Perhaps my first thought upon hearing there might be vicious fisher cats and sunning rattlesnakes in my yard should have been for the well-being of my family members rather than for the integrity of my running streak, but streak runners intent on completing their daily mile-or-more without ever missing a day are not known for their well-balanced perspective and reasonable judgment. Nonetheless, I knew I couldn’t really miss Run Number 989 just because of the potential – and very remote – risk of wildlife. So I headed out anyway. Though my eyes were glued to the driveway in apprehension, I cleared the section of the driveway where I’d twice seen the fisher cat with no further sightings, and then I started to notice other things about the run. It was a cool and lovely spring day. The air smelled like lilac blossoms. Bright green leaves stood out on all the trees. And by the end of the day, a new calf had been born on our farm.
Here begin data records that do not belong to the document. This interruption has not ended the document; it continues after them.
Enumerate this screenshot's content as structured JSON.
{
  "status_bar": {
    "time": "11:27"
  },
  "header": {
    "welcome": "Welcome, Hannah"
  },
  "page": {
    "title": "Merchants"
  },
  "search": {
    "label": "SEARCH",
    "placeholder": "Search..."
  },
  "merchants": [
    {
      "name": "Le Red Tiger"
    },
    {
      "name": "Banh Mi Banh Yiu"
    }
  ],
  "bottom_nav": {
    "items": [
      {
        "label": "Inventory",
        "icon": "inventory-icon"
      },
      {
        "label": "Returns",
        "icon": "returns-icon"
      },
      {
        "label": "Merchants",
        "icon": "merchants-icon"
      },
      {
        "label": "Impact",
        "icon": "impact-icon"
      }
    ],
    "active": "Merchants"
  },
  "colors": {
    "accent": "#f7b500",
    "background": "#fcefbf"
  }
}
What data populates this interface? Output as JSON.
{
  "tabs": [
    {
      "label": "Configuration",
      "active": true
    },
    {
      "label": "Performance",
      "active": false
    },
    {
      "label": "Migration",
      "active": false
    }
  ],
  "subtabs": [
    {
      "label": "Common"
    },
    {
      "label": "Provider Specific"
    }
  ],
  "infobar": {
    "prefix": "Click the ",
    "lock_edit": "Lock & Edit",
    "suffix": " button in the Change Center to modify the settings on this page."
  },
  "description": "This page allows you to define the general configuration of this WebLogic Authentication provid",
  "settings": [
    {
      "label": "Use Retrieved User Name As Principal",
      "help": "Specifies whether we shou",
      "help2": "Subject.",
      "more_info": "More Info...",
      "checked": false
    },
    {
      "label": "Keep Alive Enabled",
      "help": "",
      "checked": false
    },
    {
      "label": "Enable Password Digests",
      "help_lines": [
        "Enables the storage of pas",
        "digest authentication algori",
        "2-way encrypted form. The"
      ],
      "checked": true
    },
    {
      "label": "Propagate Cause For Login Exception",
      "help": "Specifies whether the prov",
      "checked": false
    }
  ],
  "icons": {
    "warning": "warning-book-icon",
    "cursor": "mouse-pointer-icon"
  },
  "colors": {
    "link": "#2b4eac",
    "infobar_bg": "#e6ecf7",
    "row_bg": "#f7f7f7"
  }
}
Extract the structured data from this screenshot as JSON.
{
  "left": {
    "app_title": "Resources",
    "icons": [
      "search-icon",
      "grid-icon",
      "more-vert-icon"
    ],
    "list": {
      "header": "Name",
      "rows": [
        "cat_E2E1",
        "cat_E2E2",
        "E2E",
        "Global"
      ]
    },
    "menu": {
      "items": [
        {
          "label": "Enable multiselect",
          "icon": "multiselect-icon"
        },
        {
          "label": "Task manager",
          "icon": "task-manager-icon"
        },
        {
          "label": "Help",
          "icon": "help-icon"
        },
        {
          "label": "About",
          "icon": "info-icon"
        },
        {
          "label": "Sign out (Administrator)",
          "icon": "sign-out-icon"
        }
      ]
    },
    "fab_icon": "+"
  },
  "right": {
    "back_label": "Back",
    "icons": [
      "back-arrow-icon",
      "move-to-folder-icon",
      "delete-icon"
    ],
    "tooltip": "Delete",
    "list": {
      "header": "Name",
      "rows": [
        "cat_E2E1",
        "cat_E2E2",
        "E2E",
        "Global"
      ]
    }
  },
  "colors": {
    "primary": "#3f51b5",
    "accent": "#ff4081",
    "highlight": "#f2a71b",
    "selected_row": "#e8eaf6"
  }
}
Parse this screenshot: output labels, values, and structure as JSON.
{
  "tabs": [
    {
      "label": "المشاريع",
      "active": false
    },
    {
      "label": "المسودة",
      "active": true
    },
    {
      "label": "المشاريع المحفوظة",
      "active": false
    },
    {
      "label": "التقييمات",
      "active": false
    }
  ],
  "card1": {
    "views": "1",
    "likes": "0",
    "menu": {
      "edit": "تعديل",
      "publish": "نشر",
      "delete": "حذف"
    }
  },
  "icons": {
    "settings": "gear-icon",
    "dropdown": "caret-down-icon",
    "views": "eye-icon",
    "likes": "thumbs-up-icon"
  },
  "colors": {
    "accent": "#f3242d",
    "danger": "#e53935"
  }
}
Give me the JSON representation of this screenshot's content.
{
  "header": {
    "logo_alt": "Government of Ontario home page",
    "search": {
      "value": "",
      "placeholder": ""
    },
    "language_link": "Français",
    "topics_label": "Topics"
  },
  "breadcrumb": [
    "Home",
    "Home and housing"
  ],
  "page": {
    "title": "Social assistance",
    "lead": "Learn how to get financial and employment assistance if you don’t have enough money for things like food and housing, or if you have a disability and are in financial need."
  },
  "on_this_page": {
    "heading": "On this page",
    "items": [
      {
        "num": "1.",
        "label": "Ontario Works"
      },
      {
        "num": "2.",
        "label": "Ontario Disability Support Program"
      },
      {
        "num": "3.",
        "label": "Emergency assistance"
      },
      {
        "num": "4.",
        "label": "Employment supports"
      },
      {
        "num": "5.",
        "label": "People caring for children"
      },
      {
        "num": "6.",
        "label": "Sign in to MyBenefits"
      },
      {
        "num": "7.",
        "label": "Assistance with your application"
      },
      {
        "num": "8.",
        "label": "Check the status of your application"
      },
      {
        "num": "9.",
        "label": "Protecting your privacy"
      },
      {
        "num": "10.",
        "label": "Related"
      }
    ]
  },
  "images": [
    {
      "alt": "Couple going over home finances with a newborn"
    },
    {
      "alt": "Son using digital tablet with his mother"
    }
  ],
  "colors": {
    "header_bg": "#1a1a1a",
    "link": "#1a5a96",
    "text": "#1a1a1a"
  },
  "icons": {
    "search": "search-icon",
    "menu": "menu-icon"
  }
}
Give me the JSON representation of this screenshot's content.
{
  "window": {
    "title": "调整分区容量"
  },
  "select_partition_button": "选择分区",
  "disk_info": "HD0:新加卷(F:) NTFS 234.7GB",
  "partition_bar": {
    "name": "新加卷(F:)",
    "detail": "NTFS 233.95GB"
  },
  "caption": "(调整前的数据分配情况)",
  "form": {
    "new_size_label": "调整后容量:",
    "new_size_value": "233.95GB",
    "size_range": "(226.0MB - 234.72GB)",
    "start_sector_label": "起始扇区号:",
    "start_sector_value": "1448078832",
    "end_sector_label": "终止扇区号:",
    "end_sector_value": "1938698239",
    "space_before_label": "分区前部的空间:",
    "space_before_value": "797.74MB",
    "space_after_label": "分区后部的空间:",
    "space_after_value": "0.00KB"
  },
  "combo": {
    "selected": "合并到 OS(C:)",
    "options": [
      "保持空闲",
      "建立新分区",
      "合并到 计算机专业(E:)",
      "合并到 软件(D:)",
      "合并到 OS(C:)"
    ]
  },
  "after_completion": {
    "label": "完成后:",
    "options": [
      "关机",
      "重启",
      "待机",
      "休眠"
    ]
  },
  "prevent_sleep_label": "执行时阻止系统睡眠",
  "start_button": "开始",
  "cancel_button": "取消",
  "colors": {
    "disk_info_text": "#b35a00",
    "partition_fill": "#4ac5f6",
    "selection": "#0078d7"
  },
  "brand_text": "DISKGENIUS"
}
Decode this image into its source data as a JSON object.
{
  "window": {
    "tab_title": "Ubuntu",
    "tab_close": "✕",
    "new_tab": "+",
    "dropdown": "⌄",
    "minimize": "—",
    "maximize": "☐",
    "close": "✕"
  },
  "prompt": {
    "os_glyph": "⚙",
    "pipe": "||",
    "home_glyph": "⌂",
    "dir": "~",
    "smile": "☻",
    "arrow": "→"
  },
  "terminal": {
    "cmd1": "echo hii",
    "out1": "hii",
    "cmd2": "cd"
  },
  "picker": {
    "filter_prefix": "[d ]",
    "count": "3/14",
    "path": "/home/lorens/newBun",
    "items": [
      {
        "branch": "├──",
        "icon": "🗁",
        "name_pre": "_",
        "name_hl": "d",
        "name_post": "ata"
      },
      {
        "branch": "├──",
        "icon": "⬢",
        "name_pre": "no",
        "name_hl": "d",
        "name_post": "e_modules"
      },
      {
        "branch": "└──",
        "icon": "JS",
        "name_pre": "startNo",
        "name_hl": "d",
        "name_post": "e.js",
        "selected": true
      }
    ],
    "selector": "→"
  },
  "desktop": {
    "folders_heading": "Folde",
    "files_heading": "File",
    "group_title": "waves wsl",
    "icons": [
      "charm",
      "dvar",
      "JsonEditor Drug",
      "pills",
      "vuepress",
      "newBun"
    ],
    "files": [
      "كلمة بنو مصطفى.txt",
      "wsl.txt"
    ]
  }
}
It all served to remind me that there’s always something to be afraid of, but it’s more important to look at the positive. Just as back in the slumber party days it was silly to sacrifice a happy evening with friends out of fear of ghosts and supernatural events, it doesn’t make sense now to ignore the many virtues of spring just because of snakes and ticks. There will always be something to fear. And there will always be something to look on with delight. And so I completed my run that day, and reminded myself to be braver next time, and perhaps not to be quite so quick to enter into discussion on the online town message board. As it so often does, a little knowledge proved itself to be a dangerous thing. But I was safe and sound and another day into my running streak. I’ll worry about wildlife another time; today is another beautiful spring day.

1 comment:

  1. I definitely disagree with your so-called quoted comment on what I reported. I never described it as a tan snake with red-diamonds and never identified it as a rattler. I specifically corrected you when you identified it as such. It has been identified as a juvenile Black Racer and I think it is unfortunate that you stretched the truth, disguised it as fact, and reported it in an alarmist way.